My uncle pushes my chair up to me and I hop on it. I throw my black Anaheim Angels cap on backward on my head, making sure my legs are neatly tucked between the side bars leading to the footrest. The white rubber bottoms of my shoes are still clean, their white laces showing evenly from underneath each pant leg. I take a deep breath, and turn toward the sea of faces before me. Ugly faces. Each a different shade of melancholy and all part of the same unbearable collective face of the destitute. ¡Que bella vida! Life doesn’t get more beautiful than this. I remember that I’m a Silva, too.
“¿Estás bien?” my tío Chuy asks me while tapping me on the shoulder and handing me my backpack. I tell him that I’m de aquellas!—all good, that he can leave now. And as he walks back to get into his truck, I pop a wheelie onto the curb, and without having to ask anyone, almost instinctively, there are more hands on me and my chair than necessary, lifting us both as one unit onto the cracked sidewalk—Obed has arrived, the one memb
er of the tribe that all had been waiting for! Once on the sidewalk, I turn toward my tío’s truck and say goodbye to his wife and son, who are peeping at me and the crowd through its back window. I can see their lips saying Adiós to me as they raise their hands and slowly wave, and I feel as if they’re also silently praying for me. Que Dios me cuide.
I’m on my own, left to deal with what my father has left behind.
* * *
“I’m your tío Polo! Do you remember me?”
“And I’m your cousin Chuy! You probably don’t remember me.”
“And I’m your tía María!”
“And I’m your cousin Vero!”
“And I’m your tío Victorio!”
“And I’m this and I’m that.”
“And I’m so-and-so!”
“And I’m blah! blah! blah! blah! blah! blah!”
¡Chingada madre! Where’s the dead man? Come now, just lead me to the corpse.

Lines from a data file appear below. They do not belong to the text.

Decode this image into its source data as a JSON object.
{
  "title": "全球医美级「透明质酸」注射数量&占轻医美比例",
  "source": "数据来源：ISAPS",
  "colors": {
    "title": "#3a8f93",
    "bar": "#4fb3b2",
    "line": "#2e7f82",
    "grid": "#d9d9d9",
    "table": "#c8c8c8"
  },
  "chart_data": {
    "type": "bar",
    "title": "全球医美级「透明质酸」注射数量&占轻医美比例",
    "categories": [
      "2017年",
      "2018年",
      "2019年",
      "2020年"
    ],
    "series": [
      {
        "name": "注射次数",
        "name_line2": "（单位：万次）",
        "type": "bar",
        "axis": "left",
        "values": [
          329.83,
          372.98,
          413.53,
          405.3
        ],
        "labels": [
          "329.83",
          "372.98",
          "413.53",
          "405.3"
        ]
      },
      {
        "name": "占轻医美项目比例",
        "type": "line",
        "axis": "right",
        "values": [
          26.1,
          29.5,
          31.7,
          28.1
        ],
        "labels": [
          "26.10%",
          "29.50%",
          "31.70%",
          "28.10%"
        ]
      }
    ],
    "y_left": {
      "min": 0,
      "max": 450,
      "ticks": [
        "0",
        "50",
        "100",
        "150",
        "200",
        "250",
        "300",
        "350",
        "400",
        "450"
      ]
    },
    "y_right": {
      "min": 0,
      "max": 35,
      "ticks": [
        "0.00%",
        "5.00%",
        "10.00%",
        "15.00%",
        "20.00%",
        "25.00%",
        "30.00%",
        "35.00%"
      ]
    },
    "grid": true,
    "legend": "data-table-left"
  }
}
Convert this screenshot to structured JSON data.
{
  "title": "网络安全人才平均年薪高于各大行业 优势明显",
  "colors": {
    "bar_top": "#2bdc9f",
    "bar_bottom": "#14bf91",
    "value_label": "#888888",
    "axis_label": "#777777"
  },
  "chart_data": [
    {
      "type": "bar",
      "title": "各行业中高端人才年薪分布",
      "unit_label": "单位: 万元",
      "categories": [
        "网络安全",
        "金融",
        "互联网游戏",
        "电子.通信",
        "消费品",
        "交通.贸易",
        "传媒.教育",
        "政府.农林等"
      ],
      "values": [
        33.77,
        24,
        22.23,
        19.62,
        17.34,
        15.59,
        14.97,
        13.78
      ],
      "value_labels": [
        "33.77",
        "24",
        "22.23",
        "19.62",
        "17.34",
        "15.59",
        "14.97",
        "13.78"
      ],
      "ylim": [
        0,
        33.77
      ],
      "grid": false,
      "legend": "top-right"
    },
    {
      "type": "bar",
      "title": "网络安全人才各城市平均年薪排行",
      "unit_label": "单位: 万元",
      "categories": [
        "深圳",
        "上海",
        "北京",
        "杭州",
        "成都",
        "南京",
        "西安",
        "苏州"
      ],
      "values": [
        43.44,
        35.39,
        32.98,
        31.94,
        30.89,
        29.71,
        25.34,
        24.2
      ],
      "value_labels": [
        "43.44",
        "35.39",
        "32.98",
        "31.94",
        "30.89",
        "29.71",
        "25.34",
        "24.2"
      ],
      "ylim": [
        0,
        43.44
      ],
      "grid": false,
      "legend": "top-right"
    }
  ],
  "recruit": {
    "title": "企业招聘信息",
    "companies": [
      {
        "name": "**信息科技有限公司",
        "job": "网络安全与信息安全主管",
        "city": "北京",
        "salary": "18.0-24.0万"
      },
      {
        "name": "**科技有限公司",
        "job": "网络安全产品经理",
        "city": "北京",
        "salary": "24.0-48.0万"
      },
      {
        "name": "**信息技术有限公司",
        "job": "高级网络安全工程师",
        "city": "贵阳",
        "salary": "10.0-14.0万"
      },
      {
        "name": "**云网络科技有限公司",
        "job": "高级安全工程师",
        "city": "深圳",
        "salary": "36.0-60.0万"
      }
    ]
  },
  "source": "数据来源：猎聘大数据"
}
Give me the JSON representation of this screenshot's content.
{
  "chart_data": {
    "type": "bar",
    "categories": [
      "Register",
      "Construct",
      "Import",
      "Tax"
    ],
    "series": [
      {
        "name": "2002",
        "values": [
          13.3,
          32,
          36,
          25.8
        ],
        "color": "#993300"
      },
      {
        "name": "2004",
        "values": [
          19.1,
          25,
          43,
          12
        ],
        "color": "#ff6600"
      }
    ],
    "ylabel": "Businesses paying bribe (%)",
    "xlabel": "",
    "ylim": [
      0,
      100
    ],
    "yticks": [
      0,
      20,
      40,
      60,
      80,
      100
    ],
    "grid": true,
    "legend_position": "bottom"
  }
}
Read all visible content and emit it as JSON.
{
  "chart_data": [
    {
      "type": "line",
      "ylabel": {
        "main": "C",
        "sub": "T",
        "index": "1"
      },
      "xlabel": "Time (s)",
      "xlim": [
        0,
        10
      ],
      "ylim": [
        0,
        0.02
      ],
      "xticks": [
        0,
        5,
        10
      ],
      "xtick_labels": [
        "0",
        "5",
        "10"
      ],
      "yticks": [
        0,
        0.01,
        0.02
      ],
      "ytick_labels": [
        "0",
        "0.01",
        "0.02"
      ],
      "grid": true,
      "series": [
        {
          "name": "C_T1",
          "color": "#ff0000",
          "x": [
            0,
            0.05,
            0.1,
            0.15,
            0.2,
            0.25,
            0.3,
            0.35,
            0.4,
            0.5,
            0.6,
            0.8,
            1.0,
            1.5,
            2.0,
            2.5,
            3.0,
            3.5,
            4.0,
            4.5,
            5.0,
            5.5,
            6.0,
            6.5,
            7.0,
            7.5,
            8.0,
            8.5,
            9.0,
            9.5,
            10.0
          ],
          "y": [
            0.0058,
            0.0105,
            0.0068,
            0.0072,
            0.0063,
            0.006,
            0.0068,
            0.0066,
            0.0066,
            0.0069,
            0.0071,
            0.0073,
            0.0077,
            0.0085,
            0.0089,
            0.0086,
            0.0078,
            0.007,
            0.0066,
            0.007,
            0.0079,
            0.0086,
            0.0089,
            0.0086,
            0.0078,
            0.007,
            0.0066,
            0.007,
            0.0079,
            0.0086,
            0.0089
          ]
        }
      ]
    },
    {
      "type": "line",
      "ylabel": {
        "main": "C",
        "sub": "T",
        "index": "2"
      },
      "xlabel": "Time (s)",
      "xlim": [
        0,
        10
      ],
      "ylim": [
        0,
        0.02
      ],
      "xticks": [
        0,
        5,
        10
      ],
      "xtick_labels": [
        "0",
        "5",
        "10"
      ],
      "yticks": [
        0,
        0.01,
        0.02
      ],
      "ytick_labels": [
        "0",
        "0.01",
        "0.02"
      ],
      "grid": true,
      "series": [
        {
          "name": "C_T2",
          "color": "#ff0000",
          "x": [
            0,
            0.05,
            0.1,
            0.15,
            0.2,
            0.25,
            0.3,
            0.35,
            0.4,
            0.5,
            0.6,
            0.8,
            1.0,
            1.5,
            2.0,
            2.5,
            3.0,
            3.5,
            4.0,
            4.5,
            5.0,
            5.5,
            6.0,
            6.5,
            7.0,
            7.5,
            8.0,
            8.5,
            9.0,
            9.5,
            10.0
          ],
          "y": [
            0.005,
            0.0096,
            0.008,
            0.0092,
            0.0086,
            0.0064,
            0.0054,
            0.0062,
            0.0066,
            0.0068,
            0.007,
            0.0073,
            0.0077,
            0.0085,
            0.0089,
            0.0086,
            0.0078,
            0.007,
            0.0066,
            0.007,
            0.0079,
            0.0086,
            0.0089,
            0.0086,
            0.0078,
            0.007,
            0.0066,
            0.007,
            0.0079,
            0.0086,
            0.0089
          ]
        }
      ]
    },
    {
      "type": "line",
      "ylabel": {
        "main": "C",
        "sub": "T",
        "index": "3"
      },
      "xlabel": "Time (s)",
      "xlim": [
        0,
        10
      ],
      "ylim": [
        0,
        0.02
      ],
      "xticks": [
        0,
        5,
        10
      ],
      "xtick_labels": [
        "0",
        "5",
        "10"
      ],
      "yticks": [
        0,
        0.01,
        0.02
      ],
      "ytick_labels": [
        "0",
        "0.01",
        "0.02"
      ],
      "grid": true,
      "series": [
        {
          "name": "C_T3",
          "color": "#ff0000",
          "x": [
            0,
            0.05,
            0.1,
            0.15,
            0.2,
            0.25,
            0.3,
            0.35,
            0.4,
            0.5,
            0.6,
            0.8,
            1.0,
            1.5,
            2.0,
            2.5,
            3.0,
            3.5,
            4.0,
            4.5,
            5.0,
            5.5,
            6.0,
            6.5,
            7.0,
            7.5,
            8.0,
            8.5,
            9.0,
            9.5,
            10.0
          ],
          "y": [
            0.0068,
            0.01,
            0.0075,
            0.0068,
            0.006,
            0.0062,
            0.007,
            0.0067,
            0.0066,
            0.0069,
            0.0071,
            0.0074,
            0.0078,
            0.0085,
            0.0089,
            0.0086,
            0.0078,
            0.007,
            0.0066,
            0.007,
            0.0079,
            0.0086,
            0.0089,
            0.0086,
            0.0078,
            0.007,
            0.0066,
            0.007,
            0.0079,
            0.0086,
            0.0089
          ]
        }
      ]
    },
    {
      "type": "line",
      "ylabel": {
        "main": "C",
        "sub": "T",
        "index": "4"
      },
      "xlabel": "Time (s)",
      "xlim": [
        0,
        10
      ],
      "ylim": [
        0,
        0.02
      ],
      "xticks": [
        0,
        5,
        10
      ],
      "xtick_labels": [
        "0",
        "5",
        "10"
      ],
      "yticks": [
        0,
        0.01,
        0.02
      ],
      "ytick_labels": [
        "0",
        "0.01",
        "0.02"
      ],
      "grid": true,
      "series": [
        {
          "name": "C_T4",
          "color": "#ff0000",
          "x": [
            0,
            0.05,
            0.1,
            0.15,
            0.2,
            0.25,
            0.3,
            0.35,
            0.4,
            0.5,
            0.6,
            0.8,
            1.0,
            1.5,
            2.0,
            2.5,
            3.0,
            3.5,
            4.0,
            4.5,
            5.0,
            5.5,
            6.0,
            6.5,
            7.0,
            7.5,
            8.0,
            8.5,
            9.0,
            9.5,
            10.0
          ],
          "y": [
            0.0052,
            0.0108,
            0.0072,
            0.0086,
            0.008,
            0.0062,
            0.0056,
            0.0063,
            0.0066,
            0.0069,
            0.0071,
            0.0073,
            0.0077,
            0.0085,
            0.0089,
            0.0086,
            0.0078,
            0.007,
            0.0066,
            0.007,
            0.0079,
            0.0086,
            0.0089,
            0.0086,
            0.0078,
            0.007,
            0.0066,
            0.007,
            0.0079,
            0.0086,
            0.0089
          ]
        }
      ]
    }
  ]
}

I’m bombarded by a mob of excited Silvas who are all saying they’re happy to see me. “¡Eres lo máximo! ¡Eres lo máximo! And we love you. We’re all for one and one for all! There’s always room for another Silva.” I don’t feel one bit of happiness to see any of them, not at this moment. I feel dry—real seco-like, like a fucking fish out of water, like a dying rose petal. All I want is to get it all over with: to roll through the parlor’s doors, see my dead father, roll out, and shoot for the heavens with a bottle in hand. I want to get drunk already, really fucked up. But that will have to wait.
I sling my backpack over my shoulder, turn toward the parlor’s doors, grip my wheels, and the large group of grievers before me parts down the middle, as if commanded by Moses, making an opening for me to roll through into the parlor. I can feel every person fall in behind me as I pass them. They’re so close to me that if I stop abruptly, they’ll all crash into me from behind. At the door, Cokis is waiting for me with a smile and a tear, and somewhere close I know she’s hiding a bottle. “I’m glad you’re here,” she says as she leans in to hug and kiss me. Any other time she might have held me and not let go, but not this time; her arms release me and point the way. “Go in, there’s your father waiting for you, go and see him,” she says meekly, with her arms and hands stretched out in front of her like arrows. And see him do what? I think, almost blurting out the words. But there’s no need for such a senseless remark when my father’s dead and in a casket only a few feet away from me on the other side of the parlor’s doors.